Re: Advice needed

From: Lew <noone(at)lewscanon(dot)com>
To: pgsql-novice(at)postgresql(dot)org
Subject: Re: Advice needed
Date: 2010-10-30 18:39:44
Message-ID: iahopb$2h9$1@news.albasani.net
Views: Raw Message | Whole Thread | Download mbox | Resend email
Thread:
Lists: pgsql-novice

On 10/29/2010 05:27 PM, ALT SHN wrote:
> Hello List,
>
> I'm new to pgsql and to databases in general, and i'm about to implement
> a small db for a non profit organization in Portugal, focused on
> paleontology, and I seek some advices.
> I'll expose my issues regarding relational model theory:
>
> 1 - Is it possible that a primary key and a given attribute are similar
> in the same line of a table? Like this:
>
> * Name (PK) | Category | Filos *
> _ a _ | g |_ a _
> _ b _ | _b_ | k

The value can be the same in different columns that draw values from the same
domain. It looks like all three of your columns draw from a character domain
like CHAR, VARCHAR or TEXT. The interpretation of a common value has no more
correlation than, for example, the interpretation of the word "driver" in a
context of computer software, automobile operation or the game of golf. Same
value, different purpose in different domains.

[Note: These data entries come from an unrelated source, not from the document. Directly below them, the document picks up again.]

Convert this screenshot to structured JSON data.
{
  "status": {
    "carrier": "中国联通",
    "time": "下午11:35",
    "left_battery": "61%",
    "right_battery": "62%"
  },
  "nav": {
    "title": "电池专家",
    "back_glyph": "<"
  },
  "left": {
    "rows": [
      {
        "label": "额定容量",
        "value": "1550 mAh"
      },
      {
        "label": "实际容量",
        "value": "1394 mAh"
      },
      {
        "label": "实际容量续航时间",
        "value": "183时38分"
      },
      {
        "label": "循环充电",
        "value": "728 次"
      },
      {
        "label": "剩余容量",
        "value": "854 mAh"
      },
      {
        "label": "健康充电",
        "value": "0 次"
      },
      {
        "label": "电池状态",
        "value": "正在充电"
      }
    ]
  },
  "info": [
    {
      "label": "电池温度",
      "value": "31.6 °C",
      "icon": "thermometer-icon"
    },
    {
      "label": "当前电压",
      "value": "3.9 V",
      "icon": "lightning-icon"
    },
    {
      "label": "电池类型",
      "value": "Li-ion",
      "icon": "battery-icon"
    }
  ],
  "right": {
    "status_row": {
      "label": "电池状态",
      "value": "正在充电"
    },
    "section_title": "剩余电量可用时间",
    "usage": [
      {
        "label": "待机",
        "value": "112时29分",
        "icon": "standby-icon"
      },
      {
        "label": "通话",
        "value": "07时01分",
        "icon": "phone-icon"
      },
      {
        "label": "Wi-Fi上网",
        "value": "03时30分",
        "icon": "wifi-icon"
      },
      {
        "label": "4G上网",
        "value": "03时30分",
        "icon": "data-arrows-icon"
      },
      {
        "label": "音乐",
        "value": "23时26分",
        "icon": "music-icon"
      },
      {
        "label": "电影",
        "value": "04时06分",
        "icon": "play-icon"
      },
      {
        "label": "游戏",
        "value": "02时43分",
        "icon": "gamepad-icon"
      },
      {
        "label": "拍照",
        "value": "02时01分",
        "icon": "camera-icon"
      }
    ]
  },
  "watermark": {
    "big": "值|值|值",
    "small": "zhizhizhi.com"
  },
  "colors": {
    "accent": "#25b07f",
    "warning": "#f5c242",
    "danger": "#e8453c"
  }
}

To make a table or view of my example, I could track the emissions control
software type, the golf club in the back seat and the person behind the wheel
of a particular automobile like

CREATE TABLE automobile_state
(
auto_id IDTYPE FOREIGN KEY REFERENCES auto (auto_id),
moment TIMESTAMP,
passenger_role VARCHAR(6) DEFAULT 'driver',
controller_type VARCHAR(6) DEFAULT 'driver',
golf_club VARCHAR(6) DEFAULT 'driver',
PRIMARY KEY (auto_id, moment)
);

> 2 - Relational Database Theory advices you to do normalization at
> least to 3rd normal form. However, if I strictily follow this, I'll end
> up with tens of tables, and all of them will have to be filled from
> scratch. But if I stick to 2nd normal form, I'll end up with only 6

It's the same information to capture regardless of the number of tables.
Whether you divide 60 attributes as 10 each for 6 tables or 3 each for 20
tables, you still have to track 60 attributes.

Sacrificing third-normal form ("3NF") costs you a lot more in potential data
anomalies and geometric growth in query set size.

I tried to make a case a few years back to normalize a database further when I
saw that one of my client's reports needed a full cross-join between a table
of size M and one of size N. A 3NF structure would have reduced the report
query to linear size growth instead of geometric. My client wouldn't hear of
making a DB change, so their complaint became that the report was too slow.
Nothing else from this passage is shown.